Need more? Try the popular Denver Zoo, the Denver Botanic Gardens or the Denver Museum of Nature and Science (one of the largest in the country). There's also the Molly Brown Museum (yes, the unsinkable one), a U.S. mint producing 10 billion coins a year, and a downtown amusement park, Elitch Gardens Theme Park.
And there's sports.
Being so tantalizingly close to the Rockies can drive outdoorsy people crazy if they don't have the day to spend hiking, so why not burn off the energy with a quick bike ride? Denver has an extensive biking trail system -- the tourism board measures it at 850 miles of paved and off-road trails in the city and surrounding counties. You can rent bikes at such locations as Confluence Kayaks (1615 Platte St.) and Cherry Creek Bike Rack (171 Detroit St. in Cherry Creek North).
For the sit-down-and-watch variety, the Colorado Rockies again come into play -- the Major League Baseball team, that is. Last year, the team made the playoffs, although it is struggling this year. But anyone who has gone to hitter-friendly Coors Field knows it is rarely a boring game. Depending on the season, there's also the Denver Broncos (National Football League), Colorado Avalanche (National Hockey League), Denver Nuggets (National Basketball Association), Colorado Crush (Arena Football League), the Colorado Rapids (Major League Soccer) and more.
Like any big metropolis, Denver has its mix of high-brow and low-cost eateries:
Rialto Cafe (934 16th St.) -- From breakfast burritos to nighttime cocktails, this stylish stop on the 16th Street Mall serves American foods. The meaty main courses have gotten high ratings locally, but even getting a drink or local microbrew and some of Rialto's appetizers are worth it in this elegant space.
Croc's Mexican Grill (1630 Market St.) -- Excellent food and budget bliss mark this little bar/restaurant. Well, actually, the gigantic plastic crocodile that hangs above the bar really marks the spot. And it reveals that Croc's is part fun-time food (huge margarita list, with some original ones) and part healthy meals. The chile rellenos are as big as burritos and lightly breaded, the side dishes delectably fresh.

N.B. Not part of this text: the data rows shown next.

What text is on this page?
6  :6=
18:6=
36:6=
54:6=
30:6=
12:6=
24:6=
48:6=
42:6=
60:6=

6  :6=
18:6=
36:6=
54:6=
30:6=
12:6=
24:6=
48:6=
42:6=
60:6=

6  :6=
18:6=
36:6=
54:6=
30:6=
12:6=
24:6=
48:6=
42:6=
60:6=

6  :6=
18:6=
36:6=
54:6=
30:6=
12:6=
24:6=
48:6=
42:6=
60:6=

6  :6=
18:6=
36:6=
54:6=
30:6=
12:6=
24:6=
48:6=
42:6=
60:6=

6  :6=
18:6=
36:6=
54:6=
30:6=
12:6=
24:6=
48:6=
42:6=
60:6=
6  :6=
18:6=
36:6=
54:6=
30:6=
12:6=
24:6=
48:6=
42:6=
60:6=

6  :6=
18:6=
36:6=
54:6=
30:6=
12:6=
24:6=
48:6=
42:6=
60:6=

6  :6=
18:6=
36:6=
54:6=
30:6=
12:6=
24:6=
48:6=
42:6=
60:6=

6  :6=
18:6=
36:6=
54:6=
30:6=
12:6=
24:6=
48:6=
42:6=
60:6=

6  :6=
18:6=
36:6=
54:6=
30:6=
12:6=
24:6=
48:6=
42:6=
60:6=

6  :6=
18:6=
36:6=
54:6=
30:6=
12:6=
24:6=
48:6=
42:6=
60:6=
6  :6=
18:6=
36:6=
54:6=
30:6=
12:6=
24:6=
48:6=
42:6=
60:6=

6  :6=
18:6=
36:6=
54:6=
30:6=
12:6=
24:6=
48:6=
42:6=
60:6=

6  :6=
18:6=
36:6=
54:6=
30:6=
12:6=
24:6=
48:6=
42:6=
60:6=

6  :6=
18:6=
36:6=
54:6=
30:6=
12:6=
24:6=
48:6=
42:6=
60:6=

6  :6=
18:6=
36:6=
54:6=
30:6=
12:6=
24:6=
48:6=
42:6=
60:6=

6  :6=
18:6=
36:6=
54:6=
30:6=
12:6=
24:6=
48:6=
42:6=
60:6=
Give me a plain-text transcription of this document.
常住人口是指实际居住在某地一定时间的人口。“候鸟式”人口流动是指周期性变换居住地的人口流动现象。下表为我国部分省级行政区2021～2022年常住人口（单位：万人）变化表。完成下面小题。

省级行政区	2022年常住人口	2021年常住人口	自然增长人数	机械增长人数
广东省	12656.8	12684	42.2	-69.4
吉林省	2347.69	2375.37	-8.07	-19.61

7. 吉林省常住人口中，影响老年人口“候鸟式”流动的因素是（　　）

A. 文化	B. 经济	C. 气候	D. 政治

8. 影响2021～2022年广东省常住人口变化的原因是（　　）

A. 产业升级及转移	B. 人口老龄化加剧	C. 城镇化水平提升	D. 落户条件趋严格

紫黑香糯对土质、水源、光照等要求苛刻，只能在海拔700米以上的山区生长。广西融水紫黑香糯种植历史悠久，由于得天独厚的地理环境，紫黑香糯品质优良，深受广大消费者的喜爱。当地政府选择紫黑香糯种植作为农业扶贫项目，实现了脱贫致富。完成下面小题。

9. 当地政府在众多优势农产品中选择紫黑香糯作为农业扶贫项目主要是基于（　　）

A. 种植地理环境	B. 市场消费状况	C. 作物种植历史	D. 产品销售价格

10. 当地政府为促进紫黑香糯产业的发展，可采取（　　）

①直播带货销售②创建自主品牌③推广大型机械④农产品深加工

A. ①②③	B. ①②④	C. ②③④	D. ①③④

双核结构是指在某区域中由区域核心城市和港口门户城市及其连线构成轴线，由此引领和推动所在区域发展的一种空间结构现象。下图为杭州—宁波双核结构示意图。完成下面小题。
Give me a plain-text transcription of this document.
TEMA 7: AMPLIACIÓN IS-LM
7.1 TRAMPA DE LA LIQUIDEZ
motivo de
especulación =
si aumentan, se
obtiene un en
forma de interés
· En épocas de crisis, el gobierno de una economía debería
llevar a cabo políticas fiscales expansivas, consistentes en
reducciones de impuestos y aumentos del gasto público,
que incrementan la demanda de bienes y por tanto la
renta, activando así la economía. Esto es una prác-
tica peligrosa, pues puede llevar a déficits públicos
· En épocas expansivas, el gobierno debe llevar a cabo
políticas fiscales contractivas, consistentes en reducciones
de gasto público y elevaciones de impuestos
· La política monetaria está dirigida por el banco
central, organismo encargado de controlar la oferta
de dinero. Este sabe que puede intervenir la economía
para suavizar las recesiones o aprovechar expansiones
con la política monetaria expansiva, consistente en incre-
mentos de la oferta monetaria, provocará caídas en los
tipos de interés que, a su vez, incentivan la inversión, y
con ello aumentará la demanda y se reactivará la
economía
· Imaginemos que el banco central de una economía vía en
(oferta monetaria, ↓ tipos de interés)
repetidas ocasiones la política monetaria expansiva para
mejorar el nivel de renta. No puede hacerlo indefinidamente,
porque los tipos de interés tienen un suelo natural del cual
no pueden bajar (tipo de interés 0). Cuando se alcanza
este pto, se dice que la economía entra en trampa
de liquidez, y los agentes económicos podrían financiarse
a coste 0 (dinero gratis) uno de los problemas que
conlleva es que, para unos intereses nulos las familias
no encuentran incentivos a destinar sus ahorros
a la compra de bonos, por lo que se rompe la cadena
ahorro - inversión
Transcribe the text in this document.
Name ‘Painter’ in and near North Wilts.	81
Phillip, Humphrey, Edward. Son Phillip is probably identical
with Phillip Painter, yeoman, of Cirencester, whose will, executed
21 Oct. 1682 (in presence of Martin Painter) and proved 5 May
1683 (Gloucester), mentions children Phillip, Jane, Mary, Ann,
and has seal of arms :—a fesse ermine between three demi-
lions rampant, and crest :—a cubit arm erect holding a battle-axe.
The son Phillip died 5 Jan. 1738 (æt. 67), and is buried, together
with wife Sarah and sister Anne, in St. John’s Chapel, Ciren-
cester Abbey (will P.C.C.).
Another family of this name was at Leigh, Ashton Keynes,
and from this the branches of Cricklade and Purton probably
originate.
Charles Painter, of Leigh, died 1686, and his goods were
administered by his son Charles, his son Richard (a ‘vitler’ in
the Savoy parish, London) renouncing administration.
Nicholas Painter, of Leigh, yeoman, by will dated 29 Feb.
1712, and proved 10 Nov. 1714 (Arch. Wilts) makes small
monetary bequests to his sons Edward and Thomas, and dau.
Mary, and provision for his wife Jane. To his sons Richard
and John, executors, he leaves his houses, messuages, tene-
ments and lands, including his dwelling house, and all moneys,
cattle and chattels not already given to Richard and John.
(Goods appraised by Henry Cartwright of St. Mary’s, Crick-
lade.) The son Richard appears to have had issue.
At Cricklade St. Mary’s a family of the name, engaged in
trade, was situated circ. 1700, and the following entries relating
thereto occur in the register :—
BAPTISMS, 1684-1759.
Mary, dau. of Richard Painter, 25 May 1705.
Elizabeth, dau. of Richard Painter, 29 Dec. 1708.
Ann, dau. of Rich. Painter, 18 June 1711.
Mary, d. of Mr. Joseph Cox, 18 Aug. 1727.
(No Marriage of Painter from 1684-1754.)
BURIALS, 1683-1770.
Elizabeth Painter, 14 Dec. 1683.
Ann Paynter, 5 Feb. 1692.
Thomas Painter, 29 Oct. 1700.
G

Ship Tavern (Broadway Avenue and Tremont Place) -- In the historic and elegant Brown Palace Hotel, this traditional steak-and-seafood restaurant is heavy on hearty food and is complete with a crow's nest.
Pint's Pub (221 W. 13th Ave.) -- One of the oddest sights in Denver is a red British telephone booth outside this London-style pub near the museum and political district. Inside you find decor any English pub would be proud of, fish and chips, and a splendid selection of artisan brews. Not to be missed is Dark Star Ale, served at room temperature, just as it should be. Who says Denverites drink only Coors Light?
LoDo District -- The Lower Downtown Historic District is home to many bars and restaurants, including Wynkoop Brewing Co. (1634 18th St.); 9th Door (1808 Blake St.); Alto Restaurant (1320 15th St.); Common Grounds (1601 17th St.); Fado Irish Pub (1735 19th St.); LoDo's Bar & Grill (1946 Market St.); Rio Grande (1525 Blake St.); Sports Column (1930 Blake St.); and The Tavern Downtown (1949 Market St.).
Perhaps the most important dining tip for anyone visiting Denver: Drink water. The higher altitude can dehydrate you, and you can stave off migraines by constantly sipping water.